Based on all the facts and circumstances we find that a portion of each year’s deficiency herein was due to fraud.
Issue U. Innocent Spouse
Under section 6013(e) a spouse is considered to be innocent of wrongly omitting income even though she joined in the filing of a return under section 6013(a) if three prerequisites are met: (1) The income found to be omitted is attributable to the other spouse; (2) the spouse did not know, and had no reason to know, of the omission; and (3) after considering all facts and circumstances and whether the spouse derived a significant benefit from the omitted income it is inequitable to hold the spouse liable for the deficiency arising due to the omission.
Clevonne joined in the filing of returns for 2 of the years in issue. Although the record indicates that the returns were prepared by professionals, it also indicates that she was knowledgeable of the status of family finances and, in fact, played an active role in keeping the financial records.
Clevonne also significantly benefited from the increased wealth. Petitioners’ standard of living was in line with their income. A new home with a pool was built to Nick’s specifications. Petitioners acquired a Rolls Royce. They made trips. Nick purchased jewels for Clevonne during the years in issue.
We find that Clevonne fails to satisfy the conditions set forth in section 6013(e)(1)(B) and (C) and, therefore, fails to qualify as an innocent spouse. Sonnenborn v. Commissioner, 57 T.C. 373, 381 (1971).
Decisions will be entered for the respondent.
The investigation resulted in Nick’s conviction under the conspiracy charge described in 21 U.S.C. see. 846.

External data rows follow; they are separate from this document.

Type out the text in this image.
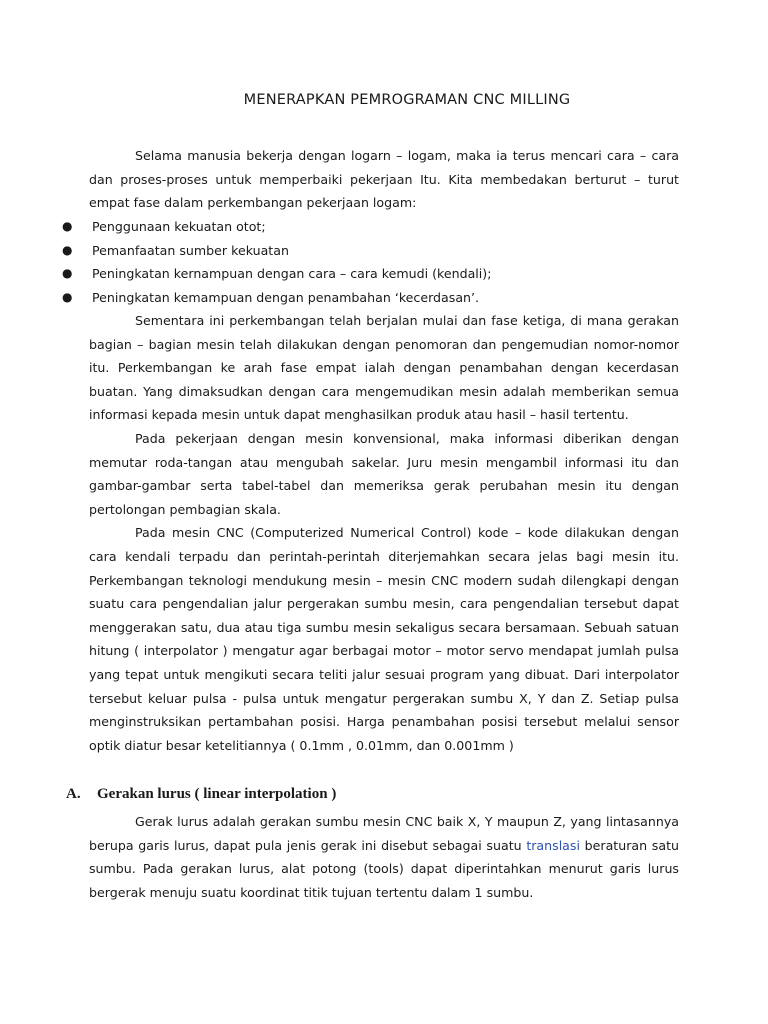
MENERAPKAN PEMROGRAMAN CNC MILLING

Selama manusia bekerja dengan logarn – logam, maka ia terus mencari cara – cara dan proses-proses untuk memperbaiki pekerjaan Itu. Kita membedakan berturut – turut empat fase dalam perkembangan pekerjaan logam:

●	Penggunaan kekuatan otot;
●	Pemanfaatan sumber kekuatan
●	Peningkatan kernampuan dengan cara – cara kemudi (kendali);
●	Peningkatan kemampuan dengan penambahan ‘kecerdasan’.

Sementara ini perkembangan telah berjalan mulai dan fase ketiga, di mana gerakan bagian – bagian mesin telah dilakukan dengan penomoran dan pengemudian nomor-nomor itu. Perkembangan ke arah fase empat ialah dengan penambahan dengan kecerdasan buatan. Yang dimaksudkan dengan cara mengemudikan mesin adalah memberikan semua informasi kepada mesin untuk dapat menghasilkan produk atau hasil – hasil tertentu.

Pada pekerjaan dengan mesin konvensional, maka informasi diberikan dengan memutar roda-tangan atau mengubah sakelar. Juru mesin mengambil informasi itu dan gambar-gambar serta tabel-tabel dan memeriksa gerak perubahan mesin itu dengan pertolongan pembagian skala.

Pada mesin CNC (Computerized Numerical Control) kode – kode dilakukan dengan cara kendali terpadu dan perintah-perintah diterjemahkan secara jelas bagi mesin itu. Perkembangan teknologi mendukung mesin – mesin CNC modern sudah dilengkapi dengan suatu cara pengendalian jalur pergerakan sumbu mesin, cara pengendalian tersebut dapat menggerakan satu, dua atau tiga sumbu mesin sekaligus secara bersamaan. Sebuah satuan hitung ( interpolator ) mengatur agar berbagai motor – motor servo mendapat jumlah pulsa yang tepat untuk mengikuti secara teliti jalur sesuai program yang dibuat. Dari interpolator tersebut keluar pulsa - pulsa untuk mengatur pergerakan sumbu X, Y dan Z. Setiap pulsa menginstruksikan pertambahan posisi. Harga penambahan posisi tersebut melalui sensor optik diatur besar ketelitiannya ( 0.1mm , 0.01mm, dan 0.001mm )

A.	Gerakan lurus ( linear interpolation )

Gerak lurus adalah gerakan sumbu mesin CNC baik X, Y maupun Z, yang lintasannya berupa garis lurus, dapat pula jenis gerak ini disebut sebagai suatu translasi beraturan satu sumbu. Pada gerakan lurus, alat potong (tools) dapat diperintahkan menurut garis lurus bergerak menuju suatu koordinat titik tujuan tertentu dalam 1 sumbu.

With respect to this issue Suarez v. Commissioner, 58 T.C. 792, 814 (1972), is distinguishable. In Suarez the Court suppressed evidence that had been illegally seized.
Respondent’s motion for leave to amend his answer filed Apr. 29, 1977, was granted. Therein respondent amended his calculations to reflect his assertion that Nick was an illegal alien. On brief respondent conceded Nick’s resident alien status.
Or two cars which together cost approximately $20,000.
For example: the purchase of three horses in November of 1972 for a total of $35,200 cash plus three cash deposits to two racing associations in 1972 and 1973 totaling $14,500 and the purchase of two Cadillacs for $19,934 cash in September of 1971 and a Rolls Royce in August of 1972, the former for cash and the latter for a trade-in plus approximately $13,200.